Semaine Vétérinaire n° 1535 du 12/04/2013
 

Dermatologie

Actu

SANTÉ ANIMALE

Laurent Masson

Les passionnés de dermatologie se sont retrouvés à Paris pour les 27es journées du Gedac, du 5 au 7 avril dernier. Au programme, les particularités raciales dermatologiques du chien et du chat et les troubles de la cornéogenèse par comparaison avec l’homme.

Les conférenciers ont attiré l’attention de l’auditoire sur de nombreuses particularités raciales, plus ou moins fréquentes, qui sont à prendre en compte pour hiérarchiser les hypothèses diagnostiques.

Ainsi, notre confrère Emmanuel Bensignor a rappelé la prédisposition naturelle du basset hound au portage de Malassezia sp, même en l’absence de signes cliniques. Chez le westie, la dermatite atopique, la dermatite à Malassezia et la démodécie sont des affections fréquentes. Pour cette dernière, une infestation à Demodex injai peut se traduire uniquement par un état kératoséborrhéique prurigineux dorsal ou une pododermatite. En revanche, un prurit dorsal chez un cavalier king charles évoquera plutôt une pyodermite croûteuse infectieuse. Le bouvier bernois, quant à lui, peut être sujet à une dermatite pyotraumatique, comme chez les retrievers, ou à une adénite sébacée granulomateuse. Mais cette race est surtout prédisposée aux histiocytoses cutanée et systémique, ainsi qu’aux sarcomes histiocytaires.
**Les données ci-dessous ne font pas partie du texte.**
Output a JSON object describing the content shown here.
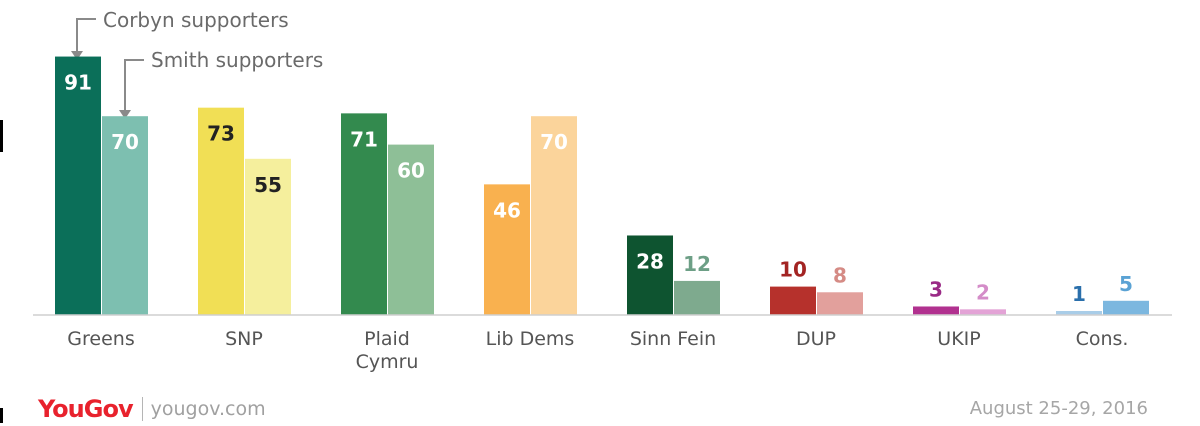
{
  "chart_data": {
    "type": "bar",
    "categories": [
      "Greens",
      "SNP",
      "Plaid Cymru",
      "Lib Dems",
      "Sinn Fein",
      "DUP",
      "UKIP",
      "Cons."
    ],
    "series": [
      {
        "name": "Corbyn supporters",
        "values": [
          91,
          73,
          71,
          46,
          28,
          10,
          3,
          1
        ],
        "colors": [
          "#0b6f59",
          "#f1df55",
          "#338a4e",
          "#f9b14f",
          "#0e5430",
          "#b6312c",
          "#b1318f",
          "#a9cde8"
        ],
        "label_colors": [
          "#ffffff",
          "#222222",
          "#ffffff",
          "#ffffff",
          "#ffffff",
          "#a32423",
          "#9a2a86",
          "#2a6fab"
        ]
      },
      {
        "name": "Smith supporters",
        "values": [
          70,
          55,
          60,
          70,
          12,
          8,
          2,
          5
        ],
        "colors": [
          "#7dbfb0",
          "#f5ef9d",
          "#8ebf97",
          "#fbd49b",
          "#7eaa8e",
          "#e2a09c",
          "#e3a3d6",
          "#7cb7df"
        ],
        "label_colors": [
          "#ffffff",
          "#222222",
          "#ffffff",
          "#ffffff",
          "#6d9f86",
          "#d58b85",
          "#d48cc8",
          "#5aa2d4"
        ]
      }
    ],
    "ylim": [
      0,
      100
    ],
    "grid": false,
    "legend": "top-left"
  },
  "footer": {
    "brand": "YouGov",
    "site": "yougov.com",
    "date": "August 25-29, 2016"
  }
}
Par ailleurs, d’après l’expérience de nos confrères spécialistes, mieux vaut ne pas conclure trop vite à une démodécie devant un shar pei au pelage mité. En effet, la folliculite bactérienne en est une cause fréquente chez cette race, avec un aspect clinique semblable.

Des particularités raciales aussi chez le chat

Des mutations sur le gène KRT71 chez le sphinx et le rex devon, deux races félines génétiquement proches, entraînent les particularités de leur pelage. Ces races nues sont particulièrement sensibles à la dermatite séborrhéique à Malassezia (l’atteinte au niveau des doigts est fréquente) et à la dermatite papuleuse mastocytaire. Compte tenu de l’association courante de cette dernière avec une dermatophytose, une culture mycologique est à réaliser systématiquement.

La démodécie, sous-diagnostiquée

Notre confrère Éric Guaguère est revenu longuement sur la démodécie canine, « une maladie sous-diagnostiquée, car encore souvent rencontrée en exercice spécialisé, alors que le diagnostic est assez facile via un raclage ou une épilation ». Il convient, dans ce cas, d’éviter de racler dans les zones ulcérées ou les bulles hémorragiques, car les Demodex sont localisés dans les follicules pileux.

Même moins performant que le raclage, le trichogramme est une technique élégante et utile chez les races à poils longs.

Les affections dues à un défaut de la cornéogenèse mieux connues

La connaissance du génome canin (38 paires chromosomiques autosomales, 20 000 gènes, 2,4 milliards de nucléotides) permet une meilleure compréhension de l’apparition de certaines affections dermatologiques. En raison de la standardisation des races, la prévalence des maladies génétiques dans l’espèce canine est beaucoup plus élevée que chez l’homme.

Dans ce cadre, les travaux menés par l’équipe de la généticienne Catherine André ont permis de progresser dans la caractérisation de maladies qui touchent une forte proportion d’individus au sein d’une même race : l’ichtyose chez le golden retriever, les kératodermies nasales et plantaires chez le dogue de Bordeaux et l’irish terrier, ou encore la fièvre familiale du shar pei. Grâce à la collaboration des praticiens et des éleveurs canins, le développement de la biobanque Cani-DNA1 permet d’envisager le développement d’autres tests génétiques, avec des répercussions biomédicales non seulement chez le chien, mais aussi chez l’homme.

Du point de vue histologique, notre consœur Frédérique Degorce-Rubiales a précisé qu’il n’existe pas de lésion pathognomonique pour le diagnostic des troubles de la cornéogenèse. Ce dernier nécessite une prise en compte des commémoratifs (âge d’apparition, race, topographie, évolution) et des prélèvements de qualité. Concernant la technique à suivre, « il convient de ne pas tondre avant la biopsie, d’éviter d’utiliser un Biopsy-Punch® d’un diamètre inférieur à 5 mm ou, dans le cas contraire, de multiplier les prélèvements de petit diamètre ».

27e édition pour les journées du Groupe d’étude en dermatologie des animaux de compagnie (Gedac) de l’Afvac.